Kids raising their own babies or waiting to give birth as expectant mothers. Students with severe learning disabilities, behavioural problems or health conditions. Adult learners trying to earn high school credits.

Kids raising their own babies or waiting to give birth as expectant mothers.

Students with severe learning disabilities, behavioural problems or health conditions.

Adult learners trying to earn high school credits.

All find their way to the Centre For Learning Alternatives, and 81 of those students graduated this week with high school diplomas or school-leaving certificates.

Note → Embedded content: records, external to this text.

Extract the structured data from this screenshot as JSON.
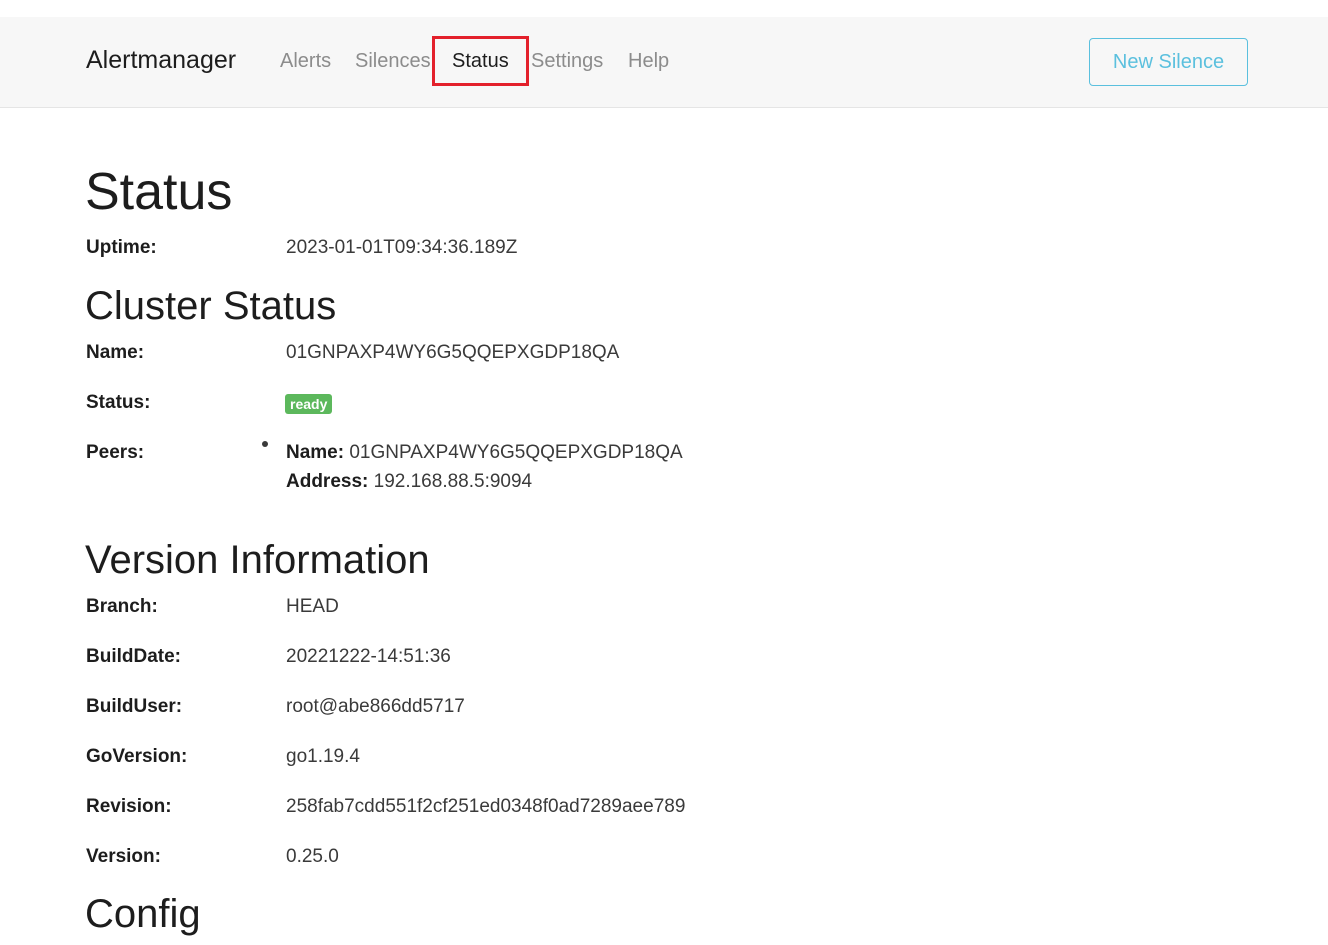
{
  "navbar": {
    "brand": "Alertmanager",
    "links": [
      "Alerts",
      "Silences",
      "Status",
      "Settings",
      "Help"
    ],
    "active": "Status",
    "new_silence_label": "New Silence"
  },
  "page_title": "Status",
  "uptime": {
    "label": "Uptime:",
    "value": "2023-01-01T09:34:36.189Z"
  },
  "cluster": {
    "heading": "Cluster Status",
    "name_label": "Name:",
    "name_value": "01GNPAXP4WY6G5QQEPXGDP18QA",
    "status_label": "Status:",
    "status_value": "ready",
    "peers_label": "Peers:",
    "peers": [
      {
        "name_key": "Name:",
        "name": "01GNPAXP4WY6G5QQEPXGDP18QA",
        "address_key": "Address:",
        "address": "192.168.88.5:9094"
      }
    ]
  },
  "version": {
    "heading": "Version Information",
    "rows": [
      {
        "label": "Branch:",
        "value": "HEAD"
      },
      {
        "label": "BuildDate:",
        "value": "20221222-14:51:36"
      },
      {
        "label": "BuildUser:",
        "value": "root@abe866dd5717"
      },
      {
        "label": "GoVersion:",
        "value": "go1.19.4"
      },
      {
        "label": "Revision:",
        "value": "258fab7cdd551f2cf251ed0348f0ad7289aee789"
      },
      {
        "label": "Version:",
        "value": "0.25.0"
      }
    ]
  },
  "config": {
    "heading": "Config"
  },
  "colors": {
    "accent_button": "#5bc0de",
    "status_badge": "#5cb85c",
    "highlight": "#e3202b"
  }
}
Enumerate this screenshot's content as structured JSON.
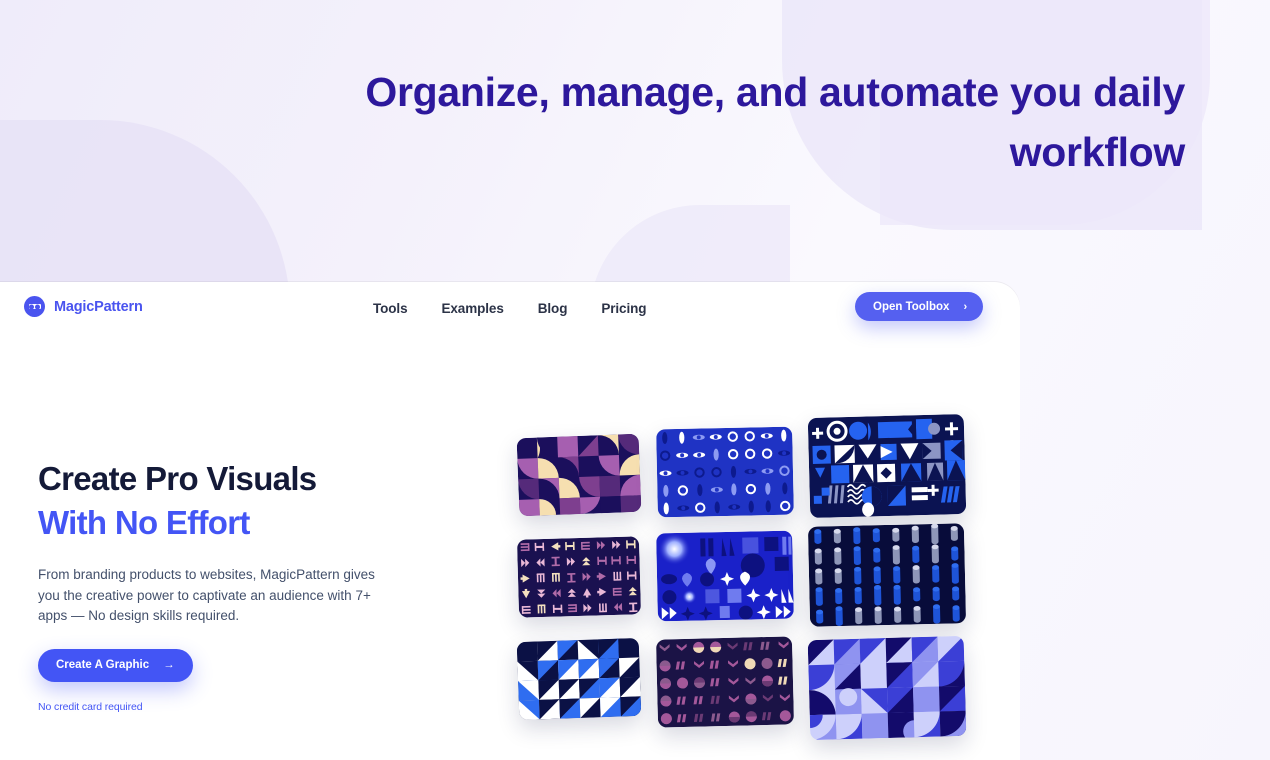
{
  "page": {
    "background_gradient_from": "#efecfa",
    "background_gradient_to": "#f7f5fd",
    "blob_color": "#e7e2f7"
  },
  "hero_banner": {
    "headline": "Organize, manage, and automate you daily workflow",
    "headline_color": "#2d189c"
  },
  "navbar": {
    "brand": {
      "name": "MagicPattern",
      "logo_icon": "magicpattern-logo-icon",
      "color": "#4a54ef"
    },
    "links": [
      {
        "label": "Tools"
      },
      {
        "label": "Examples"
      },
      {
        "label": "Blog"
      },
      {
        "label": "Pricing"
      }
    ],
    "cta": {
      "label": "Open Toolbox",
      "icon": "chevron-right-icon",
      "background": "#5560f0",
      "text_color": "#ffffff"
    }
  },
  "hero": {
    "title_line_1": "Create Pro Visuals",
    "title_line_2": "With No Effort",
    "title_line_1_color": "#141a38",
    "title_line_2_color": "#4355f5",
    "paragraph": "From branding products to websites, MagicPattern gives you the creative power to captivate an audience with 7+ apps — No design skills required.",
    "cta": {
      "label": "Create A Graphic",
      "icon": "arrow-right-icon",
      "background": "#4355f5",
      "text_color": "#ffffff"
    },
    "footnote": "No credit card required",
    "footnote_color": "#4355f5"
  },
  "pattern_gallery": {
    "cards": [
      {
        "name": "bauhaus-quarter-circles",
        "palette": [
          "#1b0f5c",
          "#7e3f8f",
          "#a65fb0",
          "#f6dfb0",
          "#552a7a"
        ]
      },
      {
        "name": "blue-dot-grid",
        "palette": [
          "#1f33c4",
          "#0d1a8e",
          "#ffffff",
          "#8d9bf2"
        ]
      },
      {
        "name": "blue-abstract-shapes",
        "palette": [
          "#0b1352",
          "#2563f0",
          "#ffffff",
          "#8c95c4"
        ]
      },
      {
        "name": "navy-rune-glyphs",
        "palette": [
          "#1a1150",
          "#e9b8d6",
          "#f4e0bf",
          "#b06ba8"
        ]
      },
      {
        "name": "blue-glow-glyphs",
        "palette": [
          "#1a21c9",
          "#0d1180",
          "#ffffff",
          "#6f7bef"
        ]
      },
      {
        "name": "navy-3d-cylinders",
        "palette": [
          "#080c3a",
          "#1e54d8",
          "#d6d9ec",
          "#8e96b8"
        ]
      },
      {
        "name": "blue-triangle-mosaic",
        "palette": [
          "#0b1145",
          "#2f6df0",
          "#ffffff"
        ]
      },
      {
        "name": "plum-circle-chevrons",
        "palette": [
          "#1b1346",
          "#a4589a",
          "#efd9b6",
          "#6b3a74"
        ]
      },
      {
        "name": "indigo-geometric-mosaic",
        "palette": [
          "#130b6b",
          "#3b3fd6",
          "#8f93f0",
          "#cdd0fb"
        ]
      }
    ]
  }
}
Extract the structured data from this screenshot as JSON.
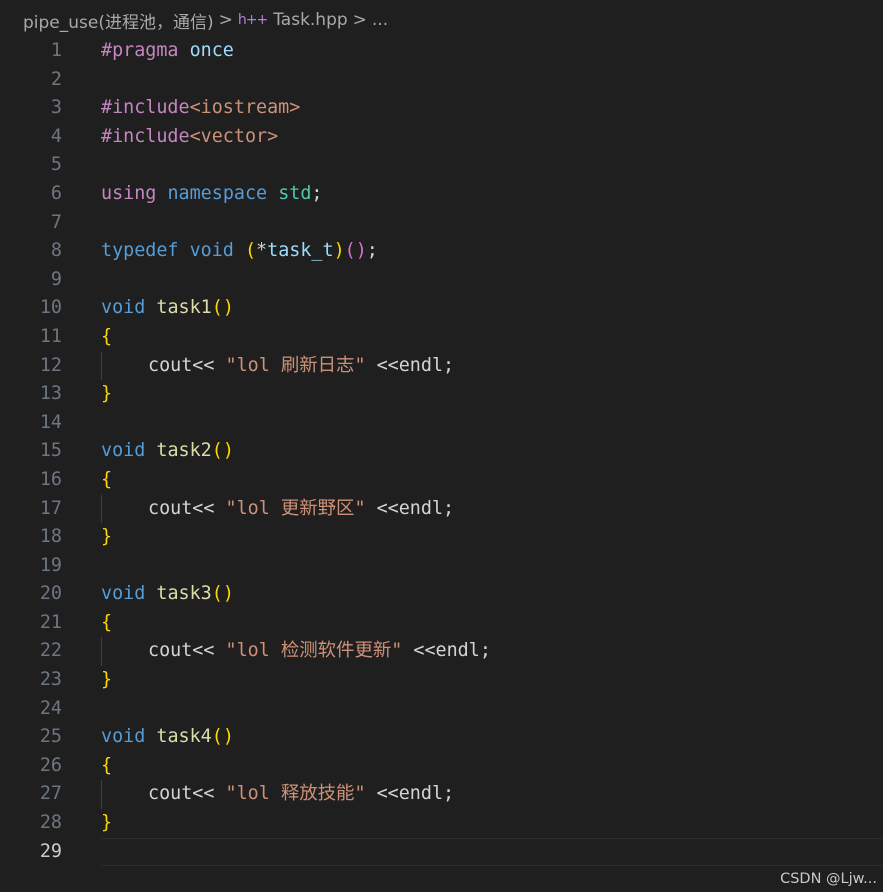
{
  "breadcrumb": {
    "folder": "pipe_use(进程池，通信)",
    "separator": ">",
    "file_icon": "h++",
    "file": "Task.hpp",
    "more": "..."
  },
  "editor": {
    "current_line": 29,
    "lines": [
      {
        "n": "1",
        "tokens": [
          {
            "t": "#pragma",
            "c": "directive"
          },
          {
            "t": " ",
            "c": "plain"
          },
          {
            "t": "once",
            "c": "var"
          }
        ]
      },
      {
        "n": "2",
        "tokens": []
      },
      {
        "n": "3",
        "tokens": [
          {
            "t": "#include",
            "c": "directive"
          },
          {
            "t": "<iostream>",
            "c": "header"
          }
        ]
      },
      {
        "n": "4",
        "tokens": [
          {
            "t": "#include",
            "c": "directive"
          },
          {
            "t": "<vector>",
            "c": "header"
          }
        ]
      },
      {
        "n": "5",
        "tokens": []
      },
      {
        "n": "6",
        "tokens": [
          {
            "t": "using",
            "c": "directive"
          },
          {
            "t": " ",
            "c": "plain"
          },
          {
            "t": "namespace",
            "c": "keyword"
          },
          {
            "t": " ",
            "c": "plain"
          },
          {
            "t": "std",
            "c": "namespace"
          },
          {
            "t": ";",
            "c": "plain"
          }
        ]
      },
      {
        "n": "7",
        "tokens": []
      },
      {
        "n": "8",
        "tokens": [
          {
            "t": "typedef",
            "c": "keyword"
          },
          {
            "t": " ",
            "c": "plain"
          },
          {
            "t": "void",
            "c": "keyword"
          },
          {
            "t": " ",
            "c": "plain"
          },
          {
            "t": "(",
            "c": "brace"
          },
          {
            "t": "*",
            "c": "plain"
          },
          {
            "t": "task_t",
            "c": "var"
          },
          {
            "t": ")",
            "c": "brace"
          },
          {
            "t": "(",
            "c": "paren2"
          },
          {
            "t": ")",
            "c": "paren2"
          },
          {
            "t": ";",
            "c": "plain"
          }
        ]
      },
      {
        "n": "9",
        "tokens": []
      },
      {
        "n": "10",
        "tokens": [
          {
            "t": "void",
            "c": "keyword"
          },
          {
            "t": " ",
            "c": "plain"
          },
          {
            "t": "task1",
            "c": "function"
          },
          {
            "t": "()",
            "c": "brace"
          }
        ]
      },
      {
        "n": "11",
        "tokens": [
          {
            "t": "{",
            "c": "brace"
          }
        ]
      },
      {
        "n": "12",
        "indent": 1,
        "tokens": [
          {
            "t": "cout",
            "c": "plain"
          },
          {
            "t": "<< ",
            "c": "op"
          },
          {
            "t": "\"lol 刷新日志\"",
            "c": "string"
          },
          {
            "t": " <<",
            "c": "op"
          },
          {
            "t": "endl",
            "c": "plain"
          },
          {
            "t": ";",
            "c": "plain"
          }
        ]
      },
      {
        "n": "13",
        "tokens": [
          {
            "t": "}",
            "c": "brace"
          }
        ]
      },
      {
        "n": "14",
        "tokens": []
      },
      {
        "n": "15",
        "tokens": [
          {
            "t": "void",
            "c": "keyword"
          },
          {
            "t": " ",
            "c": "plain"
          },
          {
            "t": "task2",
            "c": "function"
          },
          {
            "t": "()",
            "c": "brace"
          }
        ]
      },
      {
        "n": "16",
        "tokens": [
          {
            "t": "{",
            "c": "brace"
          }
        ]
      },
      {
        "n": "17",
        "indent": 1,
        "tokens": [
          {
            "t": "cout",
            "c": "plain"
          },
          {
            "t": "<< ",
            "c": "op"
          },
          {
            "t": "\"lol 更新野区\"",
            "c": "string"
          },
          {
            "t": " <<",
            "c": "op"
          },
          {
            "t": "endl",
            "c": "plain"
          },
          {
            "t": ";",
            "c": "plain"
          }
        ]
      },
      {
        "n": "18",
        "tokens": [
          {
            "t": "}",
            "c": "brace"
          }
        ]
      },
      {
        "n": "19",
        "tokens": []
      },
      {
        "n": "20",
        "tokens": [
          {
            "t": "void",
            "c": "keyword"
          },
          {
            "t": " ",
            "c": "plain"
          },
          {
            "t": "task3",
            "c": "function"
          },
          {
            "t": "()",
            "c": "brace"
          }
        ]
      },
      {
        "n": "21",
        "tokens": [
          {
            "t": "{",
            "c": "brace"
          }
        ]
      },
      {
        "n": "22",
        "indent": 1,
        "tokens": [
          {
            "t": "cout",
            "c": "plain"
          },
          {
            "t": "<< ",
            "c": "op"
          },
          {
            "t": "\"lol 检测软件更新\"",
            "c": "string"
          },
          {
            "t": " <<",
            "c": "op"
          },
          {
            "t": "endl",
            "c": "plain"
          },
          {
            "t": ";",
            "c": "plain"
          }
        ]
      },
      {
        "n": "23",
        "tokens": [
          {
            "t": "}",
            "c": "brace"
          }
        ]
      },
      {
        "n": "24",
        "tokens": []
      },
      {
        "n": "25",
        "tokens": [
          {
            "t": "void",
            "c": "keyword"
          },
          {
            "t": " ",
            "c": "plain"
          },
          {
            "t": "task4",
            "c": "function"
          },
          {
            "t": "()",
            "c": "brace"
          }
        ]
      },
      {
        "n": "26",
        "tokens": [
          {
            "t": "{",
            "c": "brace"
          }
        ]
      },
      {
        "n": "27",
        "indent": 1,
        "tokens": [
          {
            "t": "cout",
            "c": "plain"
          },
          {
            "t": "<< ",
            "c": "op"
          },
          {
            "t": "\"lol 释放技能\"",
            "c": "string"
          },
          {
            "t": " <<",
            "c": "op"
          },
          {
            "t": "endl",
            "c": "plain"
          },
          {
            "t": ";",
            "c": "plain"
          }
        ]
      },
      {
        "n": "28",
        "tokens": [
          {
            "t": "}",
            "c": "brace"
          }
        ]
      },
      {
        "n": "29",
        "tokens": []
      }
    ]
  },
  "watermark": "CSDN @Ljw...",
  "colors": {
    "background": "#1f1f1f",
    "keyword": "#569cd6",
    "directive": "#c586c0",
    "string": "#ce9178",
    "namespace": "#4ec9b0",
    "function": "#dcdcaa",
    "variable": "#9cdcfe",
    "bracket": "#ffd700"
  }
}
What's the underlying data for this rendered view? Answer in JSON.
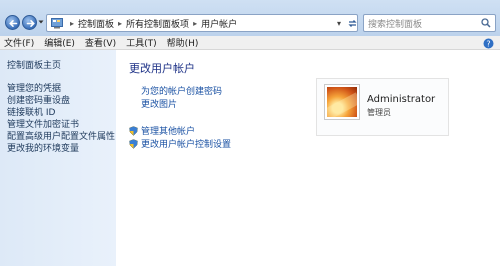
{
  "address": {
    "crumbs": [
      "控制面板",
      "所有控制面板项",
      "用户帐户"
    ],
    "search_placeholder": "搜索控制面板"
  },
  "menu": {
    "items": [
      "文件(F)",
      "编辑(E)",
      "查看(V)",
      "工具(T)",
      "帮助(H)"
    ]
  },
  "sidebar": {
    "home": "控制面板主页",
    "links": [
      "管理您的凭据",
      "创建密码重设盘",
      "链接联机 ID",
      "管理文件加密证书",
      "配置高级用户配置文件属性",
      "更改我的环境变量"
    ]
  },
  "main": {
    "title": "更改用户帐户",
    "links": [
      "为您的帐户创建密码",
      "更改图片"
    ],
    "admin_links": [
      "管理其他帐户",
      "更改用户帐户控制设置"
    ]
  },
  "user": {
    "name": "Administrator",
    "role": "管理员"
  },
  "colors": {
    "link": "#1a51a3",
    "title": "#1e3287",
    "sidebar_bg": "#dde9f7"
  },
  "icons": {
    "back": "back-arrow-icon",
    "forward": "forward-arrow-icon",
    "search": "search-icon",
    "refresh": "refresh-icon",
    "shield": "uac-shield-icon",
    "control_panel": "control-panel-icon"
  }
}
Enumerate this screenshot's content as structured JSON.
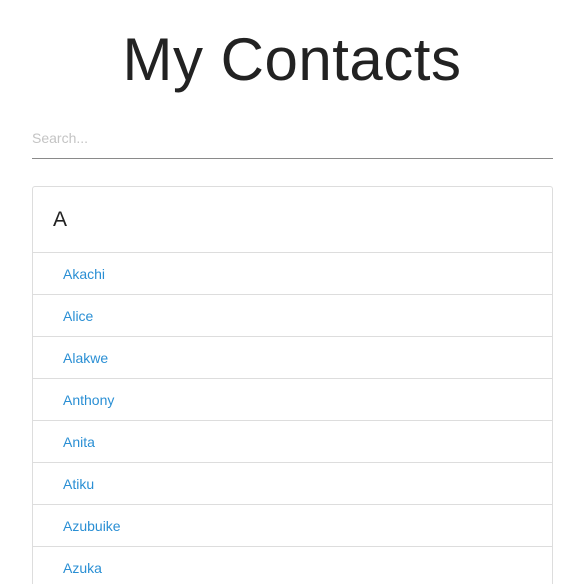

Since it opened in the fall of 2010 at the former site of John McInnis junior secondary school on Ferry Avenue, the CLA has been an all-encompasssing nerve centre for School District 57's alternative and adult education programs. More than 2,000 students access the school's programs.

For six of her 19 years as a teacher, Wendy Polik has been involved with the TEAM (Together Everyone Achieves More) program for students aged 17 to 20 who have either dropped out of schools or don't fit into mainstream education programs.

"We teach all the core subjects," said Polik, one of three TEAM teachers. "The challenge is getting all the electives for the kids because we don't have a lot of the shops and shop teachers like the high schools have. We do have an art program, a music program and phys-ed program."

The CLA is home to several alternate community education programs, including Storefront I and II (for at-risk students aged 14 to 17), Concept Education, and Connections (for elementary and middle-school aged students with behavioural issues).

The school also oversees off-site alternative programs such as Transitional Alternate Program Secondary (TAPS, a more academic-focused college transitional program for 17 to 19-year-old students); Intersect (for students at risk due to mental health issues); Teen Moms Alternate Program (for pregnant or parenting teens); Summit (for alternate students in the Kelly Road catchment area); and Youth Around Prince (for at-risk street kids).

Camp Trapping and Youth Containment Centre programs are based at the school, as well as hospital youth education program in the pediatric and detoxification units of UHNBC. The CLA offers distance education courses and an international program to help new Canadian students learn English.

The school provides a base for SD 57's student support services staff, including speech pathologists, child psychologists, occupational therapists, hearing- or visually-impaired student specialists, district resource teachers and international settlement workers.